Why does Seymour commit suicide? This is possibly one of the most highly-debated short story questions of the last fifty years. There are dozens of theories, and we can't be sure which one of them is "right." It could be that Salinger wrote his story with some specific reason in mind; or it could be that he intentionally left it ambiguous. It also might be, as we argue in "What's Up with the Epigraph," that the "answer" to this question can't be logically conceptualized. In any case, here's a little pupu platter of Seymour theories:
#1) Innocence, Children, and the War
Let's not forget that Seymour's mental troubles are the result of the war, and that he's suffering from what today we would probably call post-traumatic stress disorder (though this term wasn't yet around when Salinger was writing). We infer that Seymour has witnessed some awful things during his time in the service, and that he's having a hard time readjusting to being home. We see that he's retreated into a largely insular world, and that he's no longer comfortable interacting with most adults. Sybil offers him a glimpse of the world as he would like it to be – innocent, curious, and pure – but his interaction with the woman in the elevator reminds him that the adult world is actually nothing like this. Unable to cope with reality, and unable to function normally, Seymour turns to suicide.

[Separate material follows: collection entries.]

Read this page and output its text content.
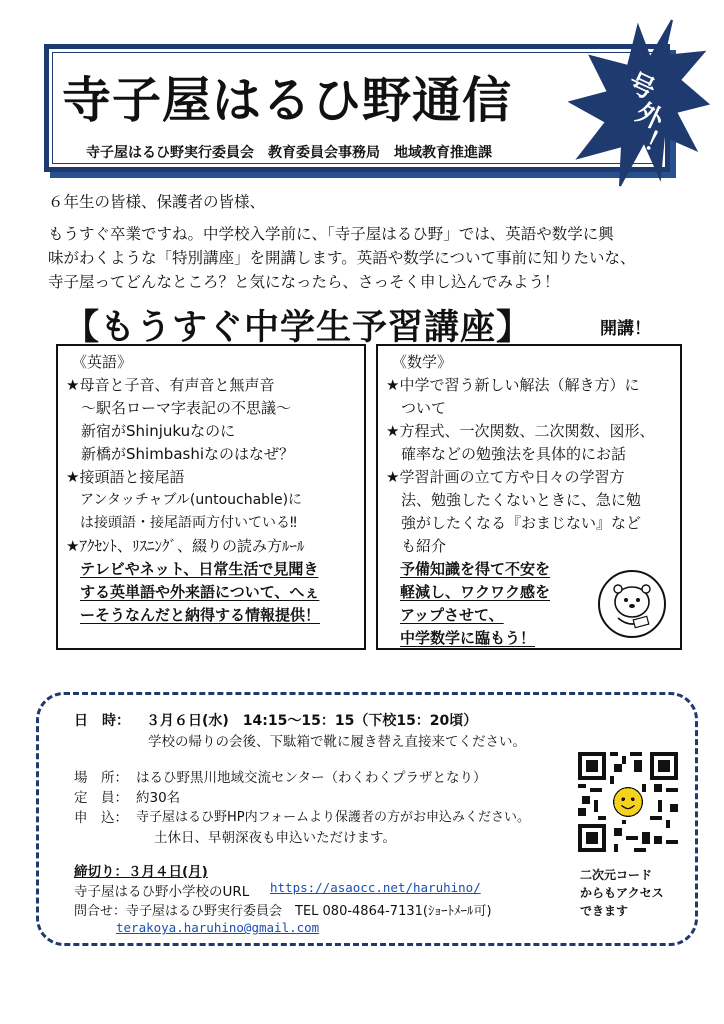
寺子屋はるひ野通信
寺子屋はるひ野実行委員会　教育委員会事務局　地域教育推進課
号
外
！
６年生の皆様、保護者の皆様、
もうすぐ卒業ですね。中学校入学前に、「寺子屋はるひ野」では、英語や数学に興
味がわくような「特別講座」を開講します。英語や数学について事前に知りたいな、
寺子屋ってどんなところ？と気になったら、さっそく申し込んでみよう！
【もうすぐ中学生予習講座】	開講！
《英語》
★母音と子音、有声音と無声音
　～駅名ローマ字表記の不思議～
　新宿がShinjukuなのに
　新橋がShimbashiなのはなぜ？
★接頭語と接尾語
　アンタッチャブル(untouchable)に
　は接頭語・接尾語両方付いている‼
★ｱｸｾﾝﾄ、ﾘｽﾆﾝｸﾞ、綴りの読み方ﾙｰﾙ
テレビやネット、日常生活で見聞き
する英単語や外来語について、へぇ
ーそうなんだと納得する情報提供！
《数学》
★中学で習う新しい解法（解き方）に
　ついて
★方程式、一次関数、二次関数、図形、
　確率などの勉強法を具体的にお話
★学習計画の立て方や日々の学習方
　法、勉強したくないときに、急に勉
　強がしたくなる『おまじない』など
　も紹介
予備知識を得て不安を
軽減し、ワクワク感を
アップさせて、
中学数学に臨もう！
日　時： ３月６日(水)　14:15～15：15（下校15：20頃）
学校の帰りの会後、下駄箱で靴に履き替え直接来てください。
場　所： はるひ野黒川地域交流センター（わくわくプラザとなり）
定　員： 約30名
申　込： 寺子屋はるひ野HP内フォームより保護者の方がお申込みください。
土休日、早朝深夜も申込いただけます。
締切り：３月４日(月)
寺子屋はるひ野小学校のURL https://asaocc.net/haruhino/
問合せ：寺子屋はるひ野実行委員会　TEL 080-4864-7131(ｼｮｰﾄﾒｰﾙ可)
terakoya.haruhino@gmail.com
二次元コード
からもアクセス
できます
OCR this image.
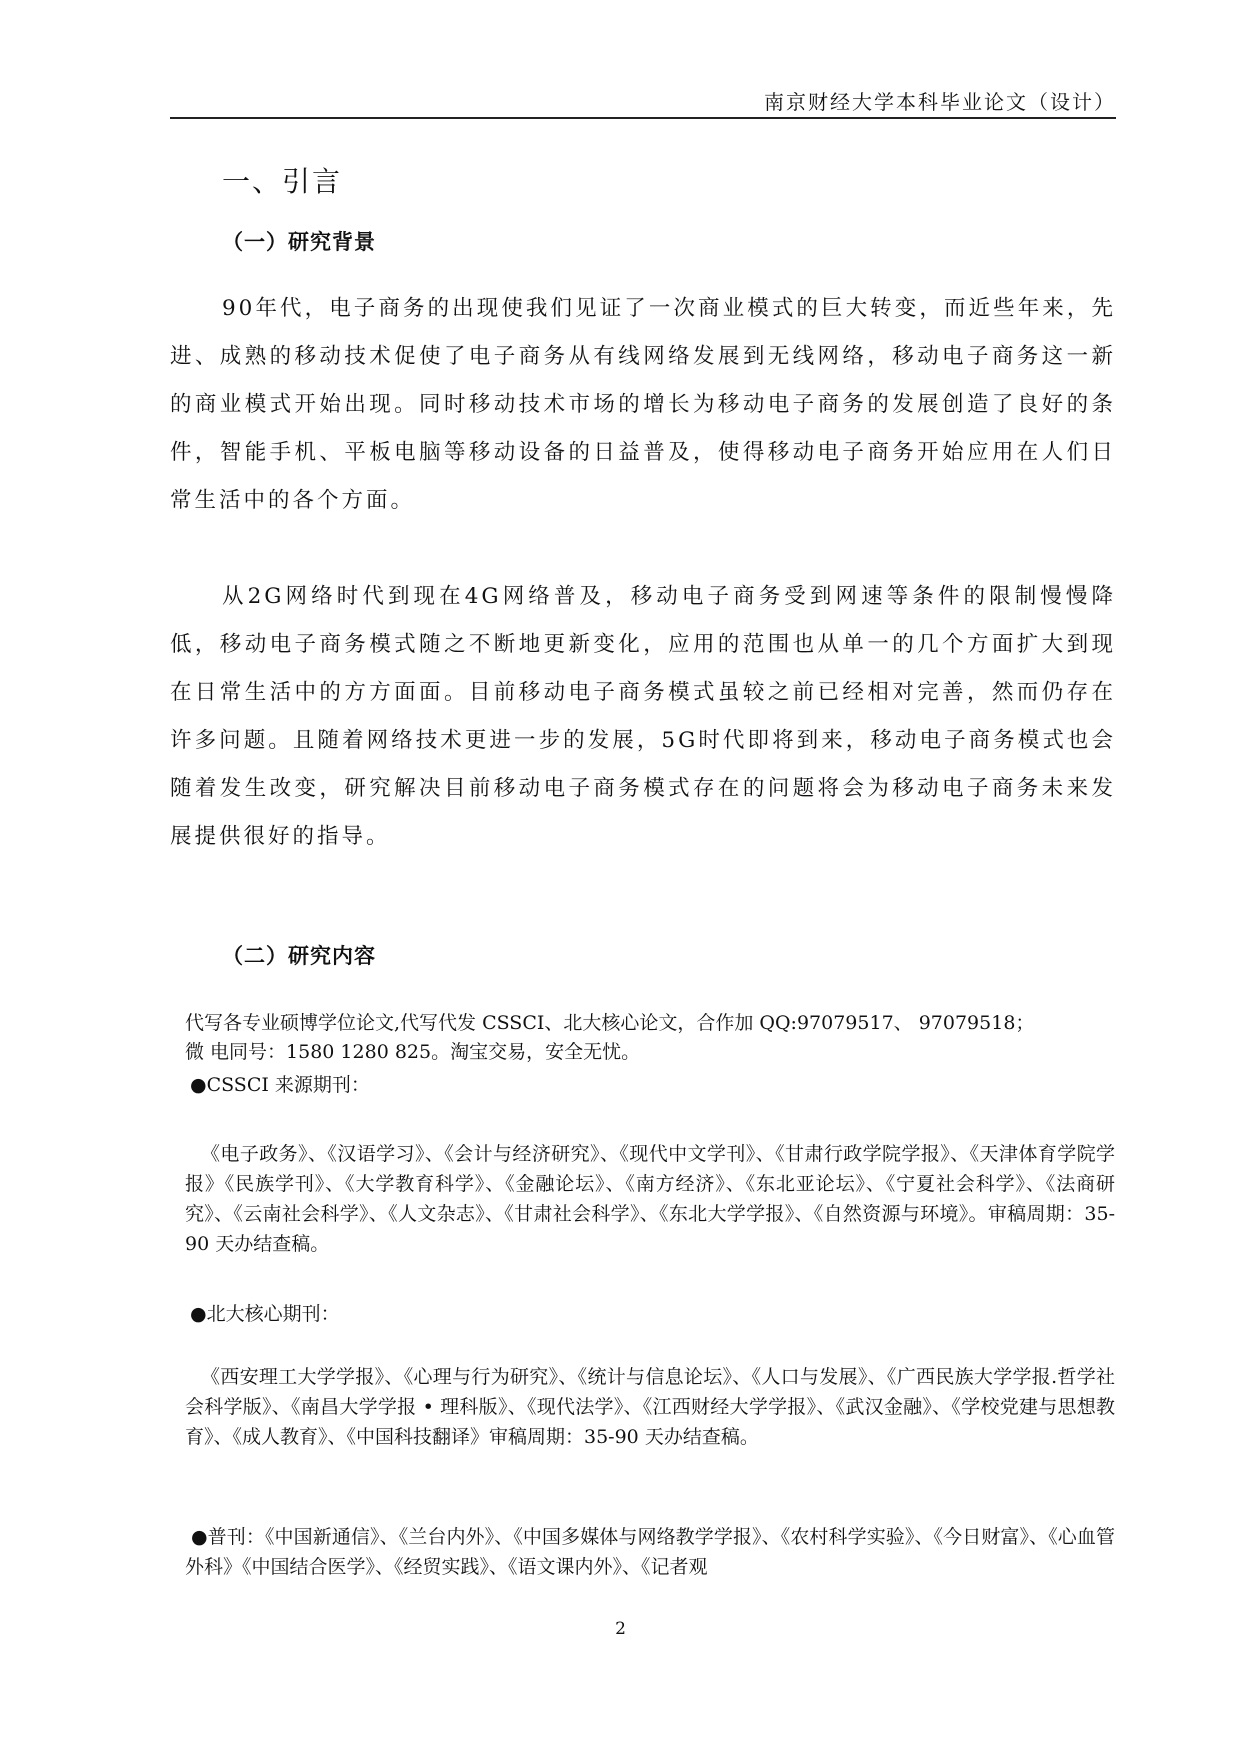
南京财经大学本科毕业论文（设计）
一、引言
（一）研究背景

90年代，电子商务的出现使我们见证了一次商业模式的巨大转变，而近些年来，先进、成熟的移动技术促使了电子商务从有线网络发展到无线网络，移动电子商务这一新的商业模式开始出现。同时移动技术市场的增长为移动电子商务的发展创造了良好的条件，智能手机、平板电脑等移动设备的日益普及，使得移动电子商务开始应用在人们日常生活中的各个方面。

从2G网络时代到现在4G网络普及，移动电子商务受到网速等条件的限制慢慢降低，移动电子商务模式随之不断地更新变化，应用的范围也从单一的几个方面扩大到现在日常生活中的方方面面。目前移动电子商务模式虽较之前已经相对完善，然而仍存在许多问题。且随着网络技术更进一步的发展，5G时代即将到来，移动电子商务模式也会随着发生改变，研究解决目前移动电子商务模式存在的问题将会为移动电子商务未来发展提供很好的指导。

（二）研究内容

代写各专业硕博学位论文,代写代发 CSSCI、北大核心论文，合作加 QQ:97079517、 97079518；
微 电同号：1580 1280 825。淘宝交易，安全无忧。

●CSSCI 来源期刊：

《电子政务》、《汉语学习》、《会计与经济研究》、《现代中文学刊》、《甘肃行政学院学报》、《天津体育学院学报》《民族学刊》、《大学教育科学》、《金融论坛》、《南方经济》、《东北亚论坛》、《宁夏社会科学》、《法商研究》、《云南社会科学》、《人文杂志》、《甘肃社会科学》、《东北大学学报》、《自然资源与环境》。审稿周期：35-90 天办结查稿。

●北大核心期刊：

《西安理工大学学报》、《心理与行为研究》、《统计与信息论坛》、《人口与发展》、《广西民族大学学报.哲学社会科学版》、《南昌大学学报 • 理科版》、《现代法学》、《江西财经大学学报》、《武汉金融》、《学校党建与思想教育》、《成人教育》、《中国科技翻译》审稿周期：35-90 天办结查稿。

●普刊：《中国新通信》、《兰台内外》、《中国多媒体与网络教学学报》、《农村科学实验》、《今日财富》、《心血管外科》《中国结合医学》、《经贸实践》、《语文课内外》、《记者观

2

#2) Seymour Is Enlightened
This theory makes more sense if you've read some of Salinger's other works about Seymour, or in particular if you're looking at "Bananafish" as part of the collection Nine Stories. As hinted at in the epigraph to Nine Stories, there is a common theme of Zen Buddhism in Salinger's work. "Bananafish," the first story of the collection, and "Teddy," the final story, both deal with this theme, though the latter far more explicitly. In "Teddy," a young child genius is somewhat of a Zen master. He discusses his flirtation with enlightenment in a previous life, and he casually foretells his own death.
It's interesting to note that both "Bananafish" and "Teddy" end with the death of the main character. At first, the tone of these deaths may seem very different. Teddy calmly accepts his accidental death as a step on the road to enlightenment, and there is tranquility even in the jarring ending. What of the conclusion to Bananafish, though? Is it a jarring, painful ending, quite different from that of Teddy? Or is Seymour's death, too, a calm and accepting step in the right spiritual direction? In "Teddy," for example, the title character explains that death is in many ways like waking up. It's no coincidence that Muriel is sleeping in the bed nearby when Seymour puts the gun to his head. He's waking up; she's still asleep.

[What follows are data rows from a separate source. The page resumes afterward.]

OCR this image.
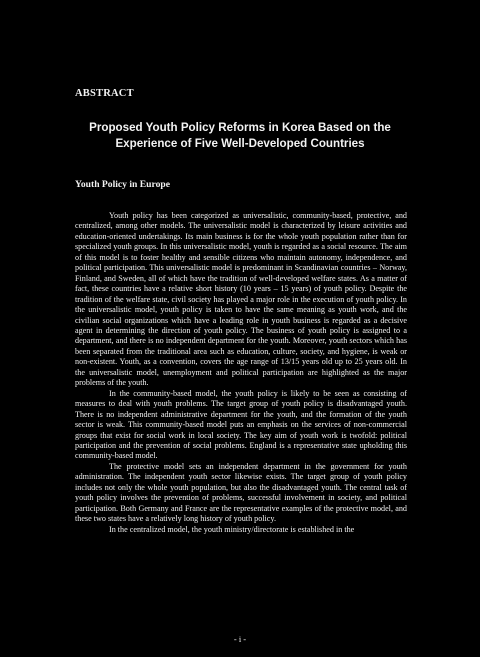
ABSTRACT
Proposed Youth Policy Reforms in Korea Based on the
Experience of Five Well-Developed Countries
Youth Policy in Europe

Youth policy has been categorized as universalistic, community-based, protective, and centralized, among other models. The universalistic model is characterized by leisure activities and education-oriented undertakings. Its main business is for the whole youth population rather than for specialized youth groups. In this universalistic model, youth is regarded as a social resource. The aim of this model is to foster healthy and sensible citizens who maintain autonomy, independence, and political participation. This universalistic model is predominant in Scandinavian countries – Norway, Finland, and Sweden, all of which have the tradition of well-developed welfare states. As a matter of fact, these countries have a relative short history (10 years – 15 years) of youth policy. Despite the tradition of the welfare state, civil society has played a major role in the execution of youth policy. In the universalistic model, youth policy is taken to have the same meaning as youth work, and the civilian social organizations which have a leading role in youth business is regarded as a decisive agent in determining the direction of youth policy. The business of youth policy is assigned to a department, and there is no independent department for the youth. Moreover, youth sectors which has been separated from the traditional area such as education, culture, society, and hygiene, is weak or non-existent. Youth, as a convention, covers the age range of 13/15 years old up to 25 years old. In the universalistic model, unemployment and political participation are highlighted as the major problems of the youth.

In the community-based model, the youth policy is likely to be seen as consisting of measures to deal with youth problems. The target group of youth policy is disadvantaged youth. There is no independent administrative department for the youth, and the formation of the youth sector is weak. This community-based model puts an emphasis on the services of non-commercial groups that exist for social work in local society. The key aim of youth work is twofold: political participation and the prevention of social problems. England is a representative state upholding this community-based model.

The protective model sets an independent department in the government for youth administration. The independent youth sector likewise exists. The target group of youth policy includes not only the whole youth population, but also the disadvantaged youth. The central task of youth policy involves the prevention of problems, successful involvement in society, and political participation. Both Germany and France are the representative examples of the protective model, and these two states have a relatively long history of youth policy.

In the centralized model, the youth ministry/directorate is established in the

- i -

Consider the idea of the bananafish. We flesh out this idea a but more in "What's Up with the Title?" The short version, though, is that the gluttonous bananafish may represent the material obsessions of people. Seymour doesn't want to be like the bananafish, pigging out on physical desires, so he kills himself. He ends his physical existence, but not, many argue, his spiritual one.
#3) Seymour is Sexually Attracted to Sybil
One possible, if far less satisfying, reason for Seymour's suicide is pedophilia. He's attracted to Sybil and even goes so far as to kiss her foot. He's then filled with shame at his action and so kills himself, preserving Sybil's purity in the process. It's unlikely that Salinger intended this as a line of reasoning, but there you have it.